2. Ein Verstoß gegen diesen Grundsatz liegt dann vor, wenn der nach der
Kostenbeitragssatzung höchste Kostenbeitrag die anteilsmäßigen
rechnerischen Kosten der Leistung des öffentlichen Jugendhilfeträgers
erheblich übersteigt.
OVG Lüneburg 4. Senat, Beschluss vom 21.06.2013, 4 LA 102/12
§ 5 KAG ND, § 1 KAG ND, § 23 Abs 1 S 1 SGB 8, § 90 Abs 1 S 1 Nr 3 SGB 8, § 90
Abs 1 S 2 SGB 8
Gründe
Der Antrag der Klägerin auf Zulassung der Berufung ist begründet, weil
ernstliche Zweifel an der Richtigkeit des klageabweisenden Urteils des
Verwaltungsgerichts (§ 124 Abs. 2 Nr. 1 VwGO) bestehen.
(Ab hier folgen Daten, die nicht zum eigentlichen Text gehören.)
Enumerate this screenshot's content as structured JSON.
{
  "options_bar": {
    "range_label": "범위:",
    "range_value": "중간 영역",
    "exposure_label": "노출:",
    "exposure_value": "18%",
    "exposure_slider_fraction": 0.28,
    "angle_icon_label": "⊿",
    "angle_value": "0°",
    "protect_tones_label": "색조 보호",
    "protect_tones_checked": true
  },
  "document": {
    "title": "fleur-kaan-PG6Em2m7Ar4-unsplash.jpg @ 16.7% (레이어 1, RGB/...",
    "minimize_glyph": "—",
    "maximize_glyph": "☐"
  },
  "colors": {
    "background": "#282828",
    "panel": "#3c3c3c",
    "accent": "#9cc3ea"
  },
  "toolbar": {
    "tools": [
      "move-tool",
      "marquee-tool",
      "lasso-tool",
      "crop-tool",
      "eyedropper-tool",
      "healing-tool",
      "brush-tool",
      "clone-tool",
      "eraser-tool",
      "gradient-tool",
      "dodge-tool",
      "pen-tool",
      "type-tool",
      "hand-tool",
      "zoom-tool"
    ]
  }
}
Diese ergeben sich daraus, dass die Satzung des Landkreises Stade über die
Erhebung von Kostenbeiträgen für die Kindertagespflege vom 22. Juni 2009
(KBS), aufgrund derer der Beklagte durch den teilweise angefochtenen
Bescheid vom 30. Juni 2011 einen Kostenbeitrag für die Betreuung des Kindes
der Klägerin in der Kindertagespflege festgesetzt hat, entgegen der Annahme
des Verwaltungsgerichts nichtig ist.
Das Verwaltungsgericht hat zwar zutreffend festgestellt, dass das
Niedersächsische Kommunalabgabengesetz (NKAG) hier nicht anwendbar ist,
weil Kostenbeiträge für die Kindertagespflege gemäß § 23 Abs. 1 Satz 1 SGB
VIII, deren Erhebung Gegenstand der KBS ist, keine Steuern, Gebühren oder
Beiträge im Sinne des § 1 NKAG, insbesondere keine Benutzungsgebühren im
Sinne des § 5 NKAG, die für die Inanspruchnahme öffentlicher Einrichtungen
erhoben werden, sind (vgl. BVerwG, Urteil vom 25.4.1997 - 5 C 6.96 -, FEVS 48,
16, zu der Erhebung von Teilnahmebeiträgen oder Gebühren für
Kindertageseinrichtungen; Wiesner, SGB VIII, 4. Aufl. 2011, § 90 Rn. 6).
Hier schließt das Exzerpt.